Started by Bunnyme, February 14, 2021, 11:44:45 PM

Previous topic - Next topic

Bunnyme

My uNBPDh still "has covid" and hasnt seen the kids in over a month despite being seen around town. 

Anyway, one of our kids has a birthday coming up and stbx is asking what "we" are doing for it.   When he first got out of rehab and we were just separated, I invited him to the house for our other child's birthday.  I included him in a few other things and feel like I set a precedent.  However, he has since gone back to rehab and has only seen the kids twice since Halloween...for just a couple of hours.  We are now officially on the divorce train.  I'm not in our family home anymore.  I am NOT having him in my new house right now, and can certainly use covid.  I'm just planning dinner with my kids.  Maybe my mother.  That's it.  My mom especially is pressuring me to invite him.  I totally get that the day is about her, but it isnt even a party.  He is welcome to plan his own thing with her..if he can show he doesnt have covid. 

I feel like I can justify not including him this time with quarantine and everything,  but do I need to plan birthday parties with him included from here on out?  Do you invite your ex (present covid issues aside)? 

notrightinthehead

Why is your mother pressuring you to invite him? Are you living with her? Can you set a boundary there? Maybe thank her for her opinion and that as you know the situation better than her, you will make the final decision and expect her to respect your decision. Really. Nobody knows your situation better than you and you get to decide what you want to do.
I can't hate my way into loving myself.

Associate of Daniel

In my situation it has worked best with my uNPD exH and I doing things seperately. And ds (now 14) prefers it that way.

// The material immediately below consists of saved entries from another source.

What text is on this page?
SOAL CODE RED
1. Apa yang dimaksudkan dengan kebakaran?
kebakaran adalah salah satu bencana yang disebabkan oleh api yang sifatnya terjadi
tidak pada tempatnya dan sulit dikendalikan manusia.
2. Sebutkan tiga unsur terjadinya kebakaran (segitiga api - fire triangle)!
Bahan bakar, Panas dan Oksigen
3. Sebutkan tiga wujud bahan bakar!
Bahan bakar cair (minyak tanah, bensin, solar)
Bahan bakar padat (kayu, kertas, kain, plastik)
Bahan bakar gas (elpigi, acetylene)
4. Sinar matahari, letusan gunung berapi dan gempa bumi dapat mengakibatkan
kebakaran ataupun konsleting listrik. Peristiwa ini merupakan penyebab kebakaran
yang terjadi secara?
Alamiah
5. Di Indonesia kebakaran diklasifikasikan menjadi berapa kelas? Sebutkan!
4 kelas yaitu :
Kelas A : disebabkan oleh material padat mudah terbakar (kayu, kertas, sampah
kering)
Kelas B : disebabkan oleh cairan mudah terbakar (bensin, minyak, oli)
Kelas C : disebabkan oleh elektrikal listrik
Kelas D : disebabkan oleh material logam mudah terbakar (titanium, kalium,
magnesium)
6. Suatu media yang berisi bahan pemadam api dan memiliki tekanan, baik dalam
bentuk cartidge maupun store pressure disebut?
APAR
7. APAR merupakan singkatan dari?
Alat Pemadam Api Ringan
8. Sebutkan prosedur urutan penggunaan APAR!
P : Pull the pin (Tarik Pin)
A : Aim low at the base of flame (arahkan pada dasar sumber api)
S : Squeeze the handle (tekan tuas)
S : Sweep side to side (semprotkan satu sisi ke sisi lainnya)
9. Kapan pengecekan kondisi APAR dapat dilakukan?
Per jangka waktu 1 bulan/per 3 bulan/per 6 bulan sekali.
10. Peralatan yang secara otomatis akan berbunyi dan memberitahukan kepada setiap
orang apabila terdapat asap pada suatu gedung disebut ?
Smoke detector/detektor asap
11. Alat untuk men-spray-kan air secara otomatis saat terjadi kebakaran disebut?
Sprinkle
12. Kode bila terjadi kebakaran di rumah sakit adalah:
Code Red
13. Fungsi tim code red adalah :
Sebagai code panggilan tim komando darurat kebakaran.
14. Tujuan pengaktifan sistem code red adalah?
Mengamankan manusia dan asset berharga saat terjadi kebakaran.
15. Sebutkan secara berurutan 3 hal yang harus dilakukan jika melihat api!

Parallell parenting as much as possible is the way to go in my case.

AOD

Penny Lane

Another vote for separate parties/celebrations. You do not have to host him in your home.

I think it's pretty common for a parenting plan to include a provision on birthdays, for example, alternate birthday years or the noncustodial parent gets some extra time around the birthday to celebrate the birthday. Hopefully in the future this issue will be more spelled out. But you're setting precedents now and I think it is smart to set the precedent that he is not to come to your new home.

Medowynd

My ex was never included in any celebrations.  It was on him to do his own.

athene1399

We never did joint birthdays. We each did our own thing. We did one joint celebration with BM for SD's graduation and it was so stressful and not worth it. I would never do it again.

Also it is your decision and not your mom's. Do what you feel is best.

hhaw

The only reason to do something with the Ex is if you worry about your child spending time alone with him, IME.



hhaw



What you are speaks so loudly in my ears.... I can't hear a word you're saying.

When someone tells you who they are... believe them.

"That which does not kill us, makes us stronger."
Nietchzsche

"It is better to light a candle than curse the darkness."